Eppure nonostante i rimproveri e le punizioni degli adulti (non di rado a suon di cinghiate), Giannino continua a comportarsi secondo una sua coerente rettitudine, quella del bambino, che con genuinità smaschera le contraddizioni dei grandi.

Nelle sue azioni non troviamo cattiveria o malignità, anzi un’irriverente e anti convenzionale sincerità, un eccessivo candore: Giannino diventa Gian Burrasca quando dice la verità, quando tenta di fare del bene e ne ricava solo punizioni.

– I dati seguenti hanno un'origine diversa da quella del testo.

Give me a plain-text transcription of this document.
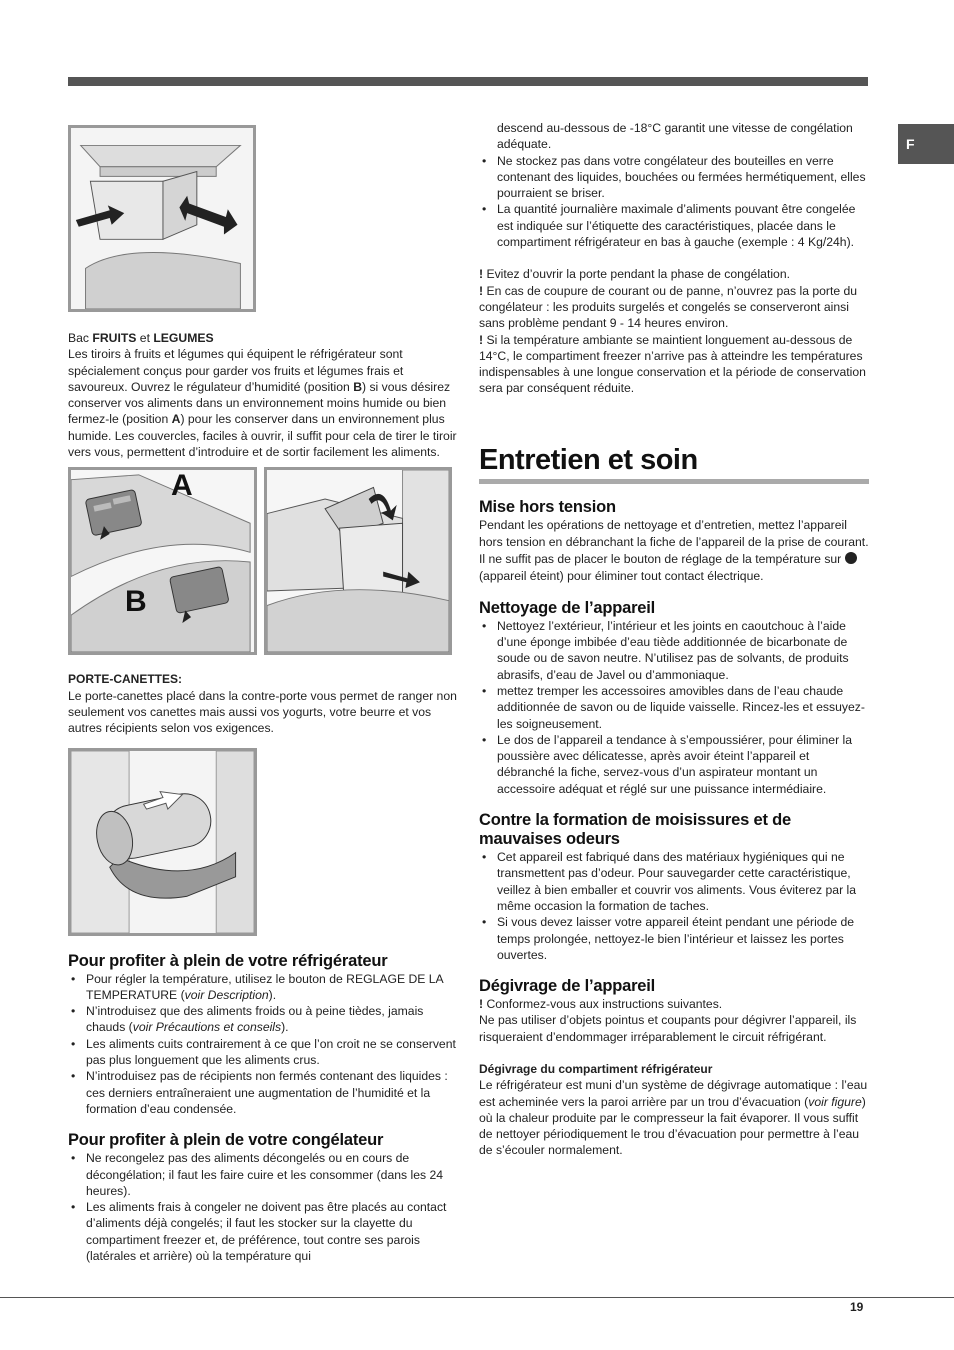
F

Bac FRUITS et LEGUMES

Les tiroirs à fruits et légumes qui équipent le réfrigérateur sont spécialement conçus pour garder vos fruits et légumes frais et savoureux. Ouvrez le régulateur d’humidité (position B) si vous désirez conserver vos aliments dans un environnement moins humide ou bien fermez-le (position A) pour les conserver dans un environnement plus humide. Les couvercles, faciles à ouvrir, il suffit pour cela de tirer le tiroir vers vous, permettent d’introduire et de sortir facilement les aliments.

A
B

PORTE-CANETTES:

Le porte-canettes placé dans la contre-porte vous permet de ranger non seulement vos canettes mais aussi vos yogurts, votre beurre et vos autres récipients selon vos exigences.

Pour profiter à plein de votre réfrigérateur
• Pour régler la température, utilisez le bouton de REGLAGE DE LA TEMPERATURE (voir Description).
• N’introduisez que des aliments froids ou à peine tièdes, jamais chauds (voir Précautions et conseils).
• Les aliments cuits contrairement à ce que l’on croit ne se conservent pas plus longuement que les aliments crus.
• N’introduisez pas de récipients non fermés contenant des liquides : ces derniers entraîneraient une augmentation de l’humidité et la formation d’eau condensée.
Pour profiter à plein de votre congélateur
• Ne recongelez pas des aliments décongelés ou en cours de décongélation; il faut les faire cuire et les consommer (dans les 24 heures).
• Les aliments frais à congeler ne doivent pas être placés au contact d’aliments déjà congelés; il faut les stocker sur la clayette du compartiment freezer et, de préférence, tout contre ses parois (latérales et arrière) où la température qui

descend au-dessous de -18°C garantit une vitesse de congélation adéquate.

• Ne stockez pas dans votre congélateur des bouteilles en verre contenant des liquides, bouchées ou fermées hermétiquement, elles pourraient se briser.
• La quantité journalière maximale d’aliments pouvant être congelée est indiquée sur l’étiquette des caractéristiques, placée dans le compartiment réfrigérateur en bas à gauche (exemple : 4 Kg/24h).

! Evitez d’ouvrir la porte pendant la phase de congélation.

! En cas de coupure de courant ou de panne, n’ouvrez pas la porte du congélateur : les produits surgelés et congelés se conserveront ainsi sans problème pendant 9 - 14 heures environ.

! Si la température ambiante se maintient longuement au-dessous de 14°C, le compartiment freezer n’arrive pas à atteindre les températures indispensables à une longue conservation et la période de conservation sera par conséquent réduite.

Entretien et soin
Mise hors tension

Pendant les opérations de nettoyage et d’entretien, mettez l’appareil hors tension en débranchant la fiche de l’appareil de la prise de courant. Il ne suffit pas de placer le bouton de réglage de la température sur  (appareil éteint) pour éliminer tout contact électrique.

Nettoyage de l’appareil
• Nettoyez l’extérieur, l’intérieur et les joints en caoutchouc à l’aide d’une éponge imbibée d’eau tiède additionnée de bicarbonate de soude ou de savon neutre. N’utilisez pas de solvants, de produits abrasifs, d’eau de Javel ou d’ammoniaque.
• mettez tremper les accessoires amovibles dans de l’eau chaude additionnée de savon ou de liquide vaisselle. Rincez-les et essuyez-les soigneusement.
• Le dos de l’appareil a tendance à s’empoussiérer, pour éliminer la poussière avec délicatesse, après avoir éteint l’appareil et débranché la fiche, servez-vous d’un aspirateur montant un accessoire adéquat et réglé sur une puissance intermédiaire.
Contre la formation de moisissures et de mauvaises odeurs
• Cet appareil est fabriqué dans des matériaux hygiéniques qui ne transmettent pas d’odeur. Pour sauvegarder cette caractéristique, veillez à bien emballer et couvrir vos aliments. Vous éviterez par la même occasion la formation de taches.
• Si vous devez laisser votre appareil éteint pendant une période de temps prolongée, nettoyez-le bien l’intérieur et laissez les portes ouvertes.
Dégivrage de l’appareil

! Conformez-vous aux instructions suivantes.

Ne pas utiliser d’objets pointus et coupants pour dégivrer l’appareil, ils risqueraient d’endommager irréparablement le circuit réfrigérant.

Dégivrage du compartiment réfrigérateur

Le réfrigérateur est muni d’un système de dégivrage automatique : l’eau est acheminée vers la paroi arrière par un trou d’évacuation (voir figure) où la chaleur produite par le compresseur la fait évaporer. Il vous suffit de nettoyer périodiquement le trou d’évacuation pour permettre à l’eau de s’écouler normalement.

19
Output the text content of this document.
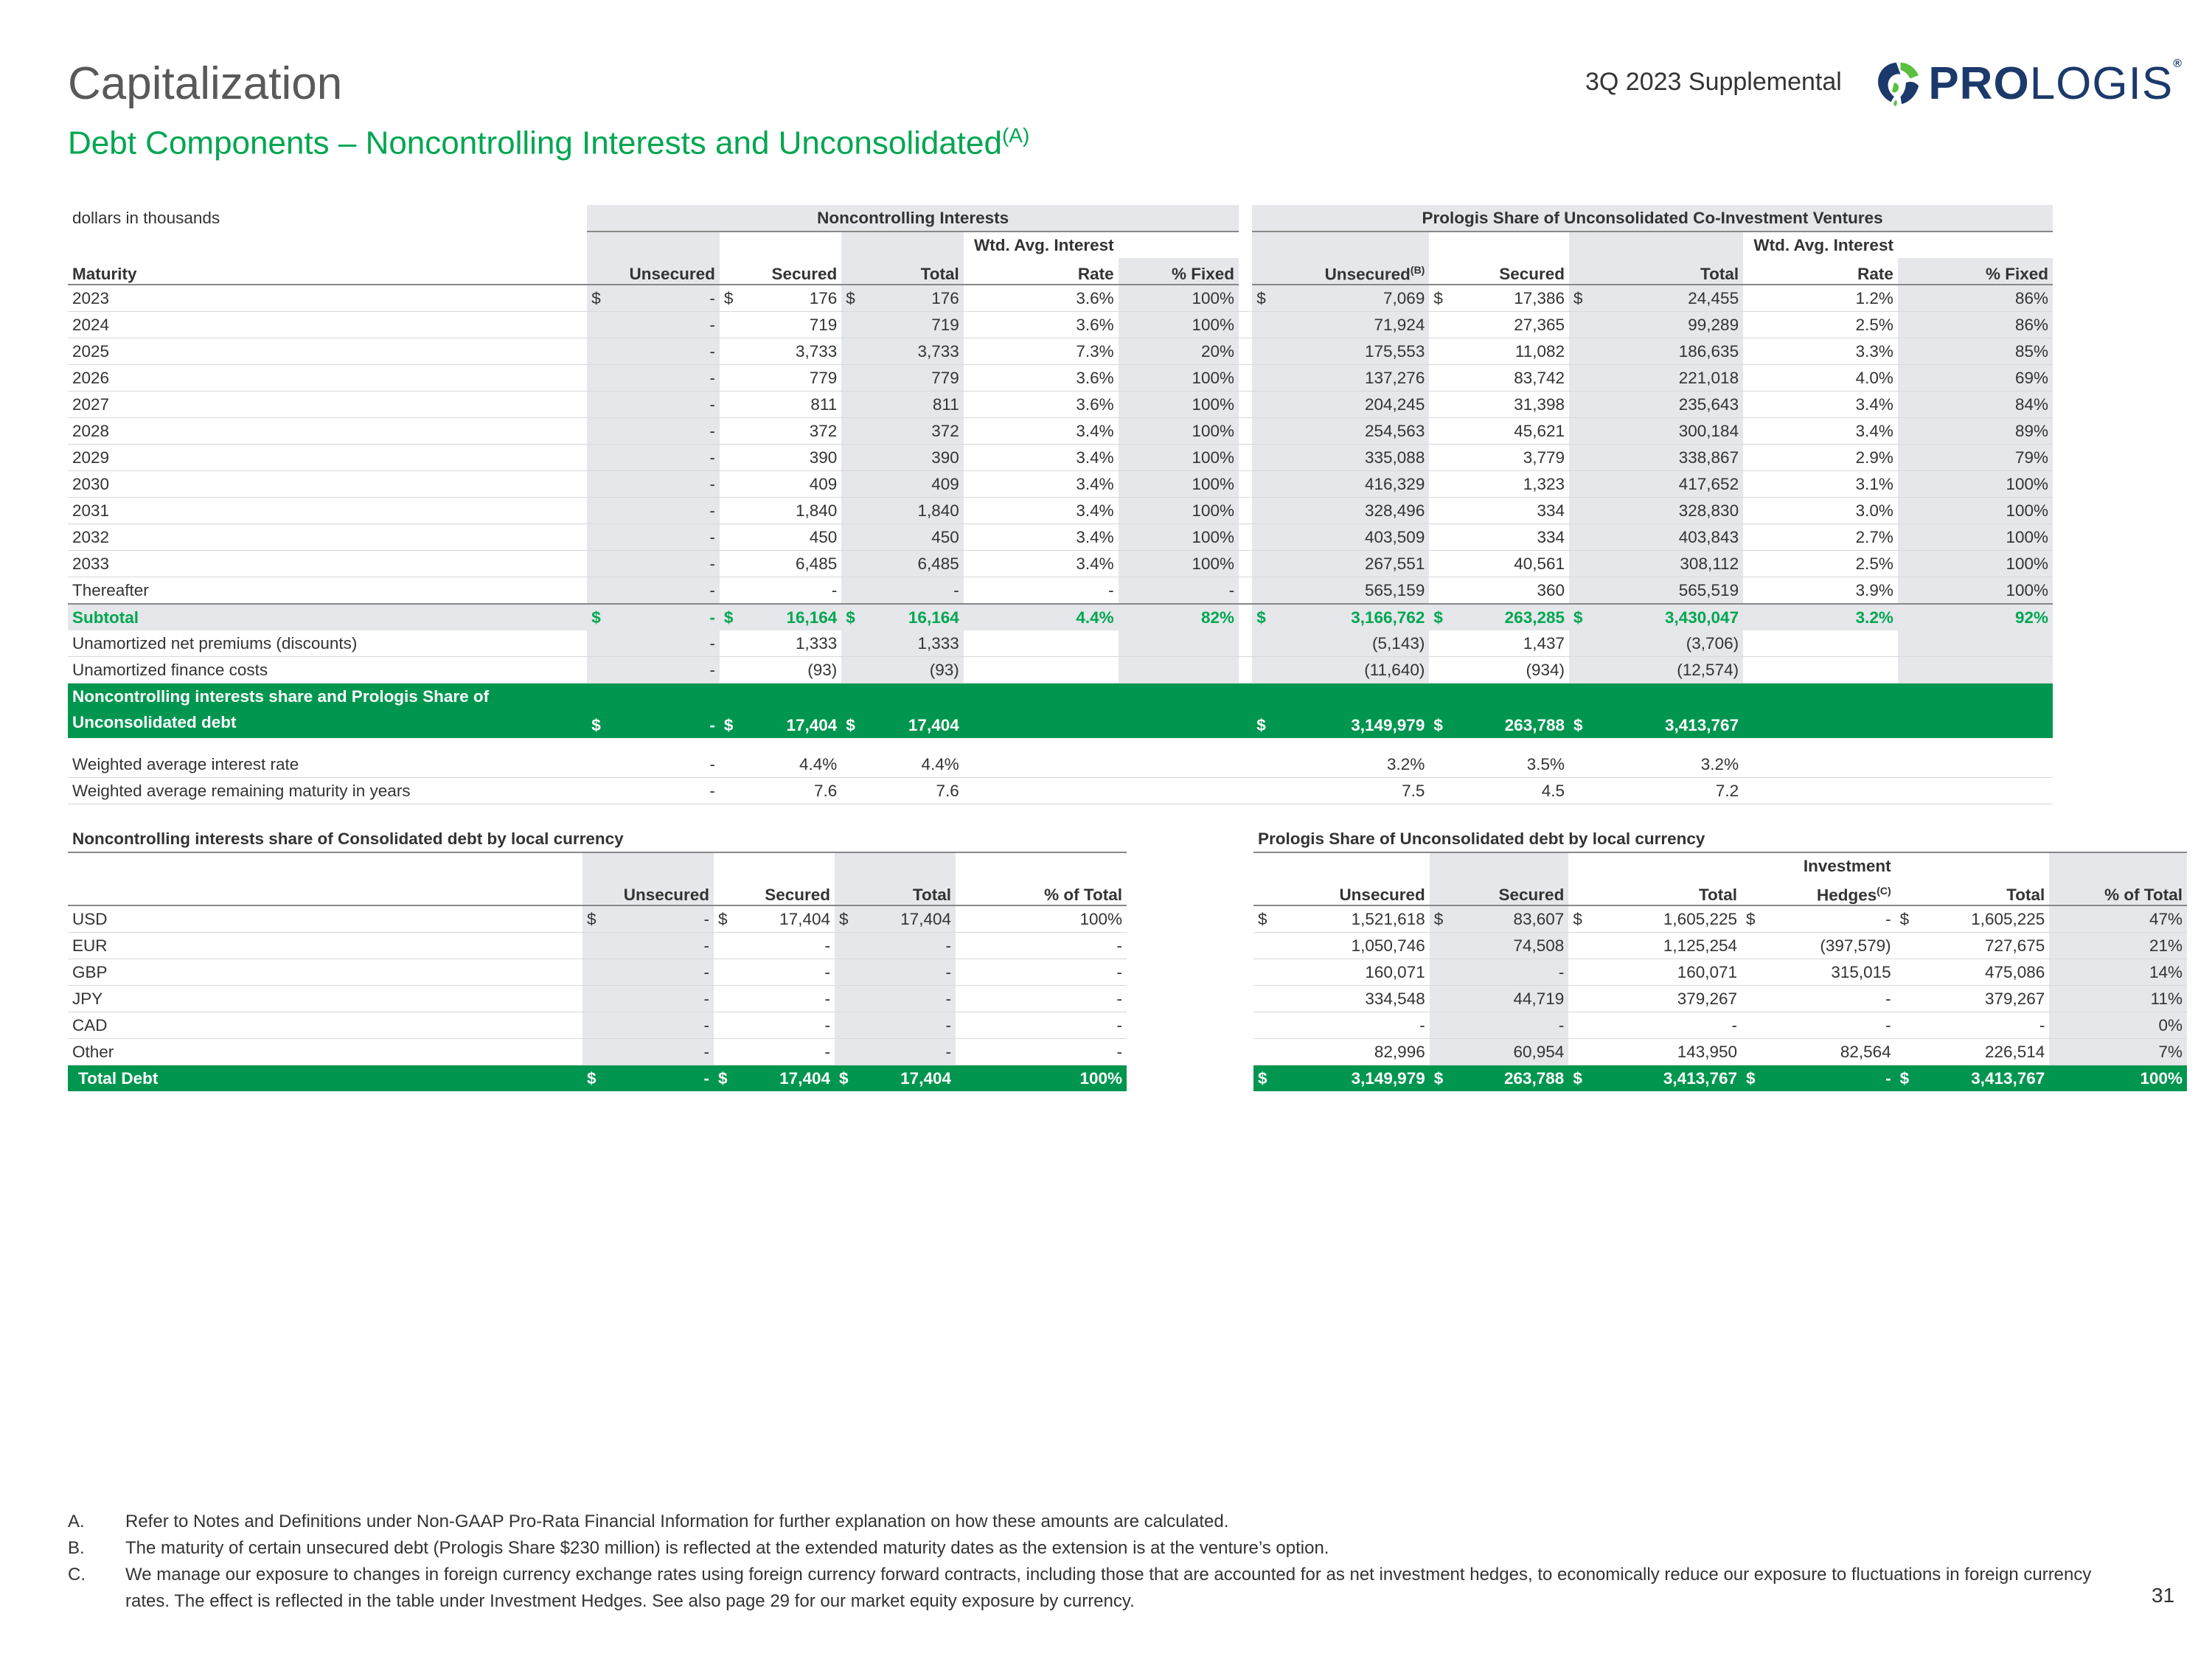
Capitalization
Debt Components – Noncontrolling Interests and Unconsolidated$^{(A)}$
3Q 2023 Supplemental PROLOGIS®
dollars in thousands	Noncontrolling Interests									Prologis Share of Unconsolidated Co-Investment Ventures							
							Wtd. Avg. Interest									Wtd. Avg. Interest	
Maturity	Unsecured		Secured		Total		Rate	% Fixed		Unsecured$^{(B)}$		Secured		Total		Rate	% Fixed
2023	$	-	$	176	$	176	3.6%	100%		$	7,069	$	17,386	$	24,455	1.2%	86%
2024		-		719		719	3.6%	100%			71,924		27,365		99,289	2.5%	86%
2025		-		3,733		3,733	7.3%	20%			175,553		11,082		186,635	3.3%	85%
2026		-		779		779	3.6%	100%			137,276		83,742		221,018	4.0%	69%
2027		-		811		811	3.6%	100%			204,245		31,398		235,643	3.4%	84%
2028		-		372		372	3.4%	100%			254,563		45,621		300,184	3.4%	89%
2029		-		390		390	3.4%	100%			335,088		3,779		338,867	2.9%	79%
2030		-		409		409	3.4%	100%			416,329		1,323		417,652	3.1%	100%
2031		-		1,840		1,840	3.4%	100%			328,496		334		328,830	3.0%	100%
2032		-		450		450	3.4%	100%			403,509		334		403,843	2.7%	100%
2033		-		6,485		6,485	3.4%	100%			267,551		40,561		308,112	2.5%	100%
Thereafter		-		-		-	-	-			565,159		360		565,519	3.9%	100%
Subtotal	$	-	$	16,164	$	16,164	4.4%	82%		$	3,166,762	$	263,285	$	3,430,047	3.2%	92%
Unamortized net premiums (discounts)		-		1,333		1,333					(5,143)		1,437		(3,706)		
Unamortized finance costs		-		(93)		(93)					(11,640)		(934)		(12,574)		
Noncontrolling interests share and Prologis Share of
Unconsolidated debt	$	-	$	17,404	$	17,404				$	3,149,979	$	263,788	$	3,413,767		

Weighted average interest rate		-		4.4%		4.4%					3.2%		3.5%		3.2%		
Weighted average remaining maturity in years		-		7.6		7.6					7.5		4.5		7.2		
Noncontrolling interests share of Consolidated debt by local currency							

	Unsecured		Secured		Total		% of Total
USD	$	-	$	17,404	$	17,404	100%
EUR		-		-		-	-
GBP		-		-		-	-
JPY		-		-		-	-
CAD		-		-		-	-
Other		-		-		-	-
Total Debt	$	-	$	17,404	$	17,404	100%
Prologis Share of Unconsolidated debt by local currency										
						Investment				
Unsecured		Secured		Total		Hedges$^{(C)}$		Total		% of Total
$	1,521,618	$	83,607	$	1,605,225	$	-	$	1,605,225	47%
	1,050,746		74,508		1,125,254		(397,579)		727,675	21%
	160,071		-		160,071		315,015		475,086	14%
	334,548		44,719		379,267		-		379,267	11%
	-		-		-		-		-	0%
	82,996		60,954		143,950		82,564		226,514	7%
$	3,149,979	$	263,788	$	3,413,767	$	-	$	3,413,767	100%
A.	Refer to Notes and Definitions under Non-GAAP Pro-Rata Financial Information for further explanation on how these amounts are calculated.
B.	The maturity of certain unsecured debt (Prologis Share $230 million) is reflected at the extended maturity dates as the extension is at the venture’s option.
C.	We manage our exposure to changes in foreign currency exchange rates using foreign currency forward contracts, including those that are accounted for as net investment hedges, to economically reduce our exposure to fluctuations in foreign currency rates. The effect is reflected in the table under Investment Hedges. See also page 29 for our market equity exposure by currency.	31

Così, con uno stile semplice, accompagnando il testo con disegni comici e divertenti, Gian Burrasca si sfoga nel fedele giornalino a cui racconta gioie e dolori, «che sono tanti, anche se ho solo nove anni»: si annovera tra i martiri della libertà e propone la propria interpretazione degli eventi, fa ridere in modo semplice senza forzature e descrive personaggi variopinti, mettendo a nudo l’ipocrisia degli adulti attraverso l’innocenza di un bimbo. Ne viene fuori un affresco giocoso e tenero, a volte quasi commovente, ma sempre accarezzato da un’ironia lieve e garbata, come i libri d’un tempo sanno regalare: un libro, per l’appunto, che ci fa riflettere sulla purezza dei giovani e il perbenismo insincero dei grandi.

Un libro ingiustamente dimenticato, escluso dai manuali scolastici e dalle antologie letterarie, che invece andrebbe recuperato e valorizzato per la profonda bellezza della sua semplicità.